Rogue Access Points Explained

Rogue Access Points Explained

A Rogue Access Point is defined as any wireless Access Point that are not part of the network. It might be operating on the same or an adjacent frequency, occupying the spectrum, raising the noise level (co-channel or adjacent interference) and may or may not be a security risk (unclassified, friendly or malicious Rogues). The risk is that unauthorised wireless access points could be used to leak sensitive information, including passwords and cardholder data, outside of the business.  This is not sanctioned by the local administrator but is operating on the network anyway. This can be installed by a naïve user that does not have any malicious intent or it could be deliberately installed by internal IT personnel for testing or for some other purpose. It can also be installed by a hacker that is supposedly trying to carry out an attack. A rogue access point provides a wireless backdoor channel into the private network for outsiders. It can bypass network firewalls and other security devices and opens a network to attacks. In any case, a rogue access point can pose a stern security threat to large organisations or even one’s personal home network because anyone accessing this access point can monitor what the private network is accessing like websites, what they’re downloading, or it can even redirect the user to a bogus website that the hacker has made to get vulnerable information. It can also point the user to a website that will make him download a malicious software or program without the user even knowing about it.

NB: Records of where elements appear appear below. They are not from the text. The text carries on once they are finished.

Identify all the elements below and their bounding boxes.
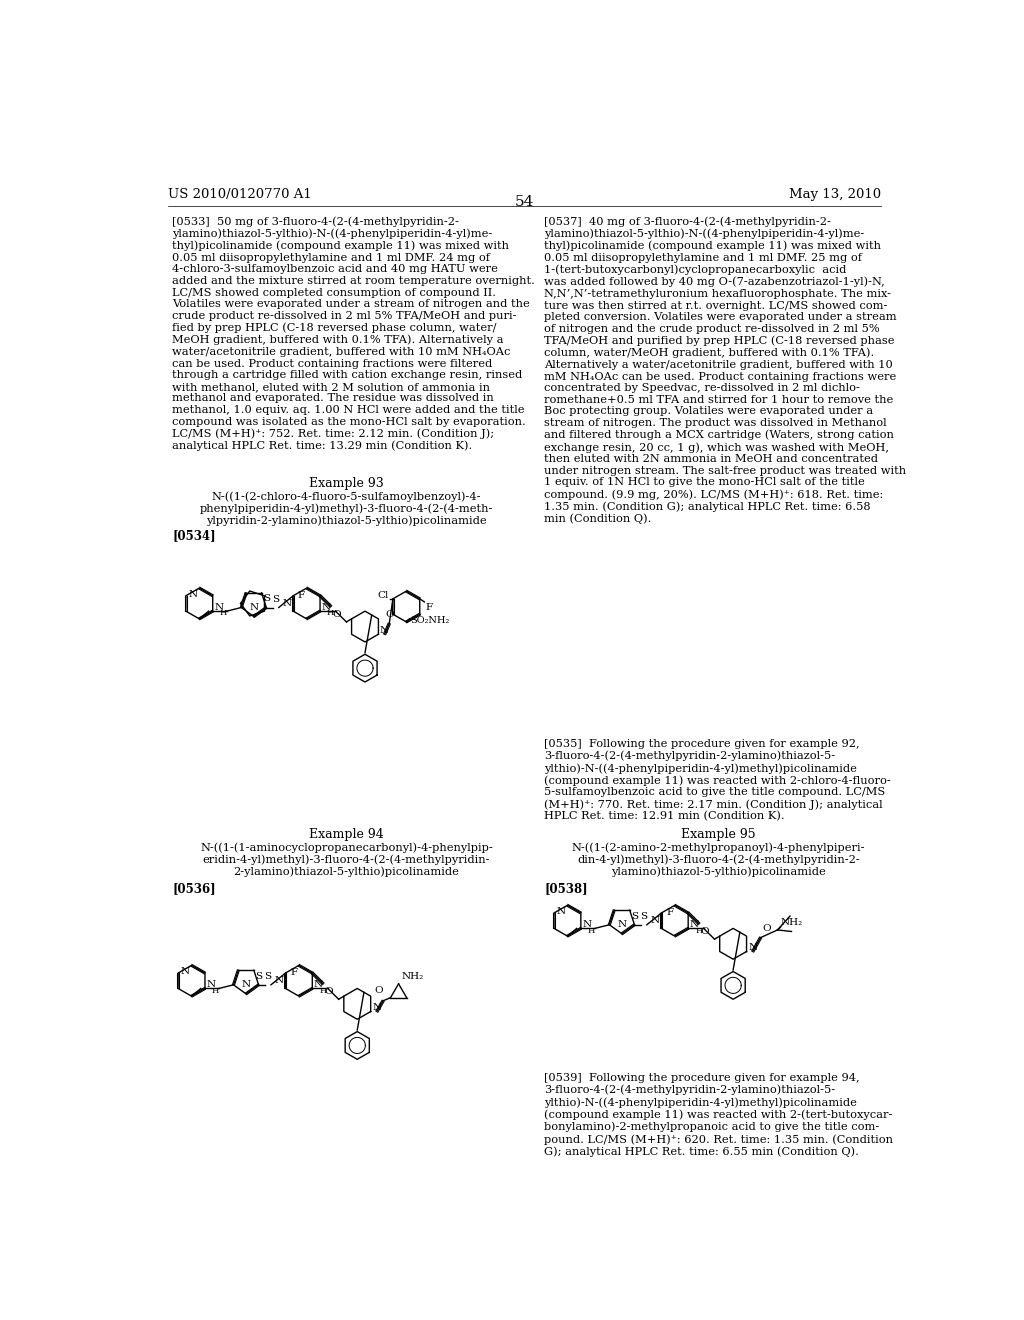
Text: N-((1-(1-aminocyclopropanecarbonyl)-4-phenylpip-
eridin-4-yl)methyl)-3-fluoro-4-: N-((1-(1-aminocyclopropanecarbonyl)-4-ph… [200,842,493,878]
Text: Cl: Cl [378,591,389,601]
Text: N: N [322,603,331,611]
Text: S: S [263,594,270,603]
Text: [0537]  40 mg of 3-fluoro-4-(2-(4-methylpyridin-2-
ylamino)thiazol-5-ylthio)-N-(: [0537] 40 mg of 3-fluoro-4-(2-(4-methylp… [544,216,906,524]
Text: N: N [207,981,216,989]
Text: F: F [298,591,305,601]
Text: Example 93: Example 93 [309,478,384,490]
Text: S: S [272,594,280,603]
Text: N: N [274,977,284,985]
Text: O: O [325,987,334,995]
Text: SO₂NH₂: SO₂NH₂ [411,615,450,624]
Text: US 2010/0120770 A1: US 2010/0120770 A1 [168,187,312,201]
Text: N: N [214,603,223,611]
Text: Example 95: Example 95 [681,829,756,841]
Text: N: N [242,981,251,989]
Text: N: N [283,599,292,609]
Text: F: F [666,908,673,917]
Text: H: H [319,987,327,995]
Text: O: O [333,610,341,619]
Text: N: N [181,966,190,975]
Text: N: N [690,920,698,929]
Text: [0536]: [0536] [172,882,216,895]
Text: N-((1-(2-amino-2-methylpropanoyl)-4-phenylpiperi-
din-4-yl)methyl)-3-fluoro-4-(2: N-((1-(2-amino-2-methylpropanoyl)-4-phen… [571,842,865,878]
Text: F: F [426,603,433,612]
Text: H: H [327,610,335,618]
Text: [0533]  50 mg of 3-fluoro-4-(2-(4-methylpyridin-2-
ylamino)thiazol-5-ylthio)-N-(: [0533] 50 mg of 3-fluoro-4-(2-(4-methylp… [172,216,536,451]
Text: S: S [255,972,262,981]
Text: H: H [695,927,702,935]
Text: N: N [249,603,258,612]
Text: O: O [762,924,771,933]
Text: [0539]  Following the procedure given for example 94,
3-fluoro-4-(2-(4-methylpyr: [0539] Following the procedure given for… [544,1073,893,1156]
Text: S: S [264,972,271,981]
Text: NH₂: NH₂ [401,972,424,981]
Text: Example 94: Example 94 [309,829,384,841]
Text: S: S [640,912,647,921]
Text: F: F [290,969,297,977]
Text: N: N [749,944,757,952]
Text: N-((1-(2-chloro-4-fluoro-5-sulfamoylbenzoyl)-4-
phenylpiperidin-4-yl)methyl)-3-f: N-((1-(2-chloro-4-fluoro-5-sulfamoylbenz… [200,491,494,527]
Text: O: O [700,927,710,936]
Text: O: O [385,610,393,619]
Text: [0538]: [0538] [544,882,588,895]
Text: H: H [212,987,219,995]
Text: N: N [188,590,198,598]
Text: [0535]  Following the procedure given for example 92,
3-fluoro-4-(2-(4-methylpyr: [0535] Following the procedure given for… [544,739,891,821]
Text: N: N [557,907,566,916]
Text: N: N [380,626,389,635]
Text: N: N [373,1003,381,1012]
Text: [0534]: [0534] [172,529,216,543]
Text: NH₂: NH₂ [780,917,803,927]
Text: S: S [631,912,638,920]
Text: 54: 54 [515,195,535,210]
Text: N: N [313,981,323,989]
Text: N: N [617,920,627,929]
Text: N: N [650,916,659,925]
Text: H: H [220,610,227,618]
Text: N: N [583,920,592,929]
Text: H: H [588,927,595,935]
Text: May 13, 2010: May 13, 2010 [790,187,882,201]
Text: O: O [374,986,383,995]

Rogue Access Points that are detected during scanning of an organisations network should be classified. If malicious, the Rogue Access Point should be detected and removed from the environment. An administrator should not allow employees to install access points without their authorisation. A regular scan of Wi-Fi access points will also help local network administrators to make sure that nobody has plugged in an access point without permission and detect unauthorised or rogue access points. Another mitigation step is to install network access control on all devices that require authentication for everybody that wants to use any resources on the network.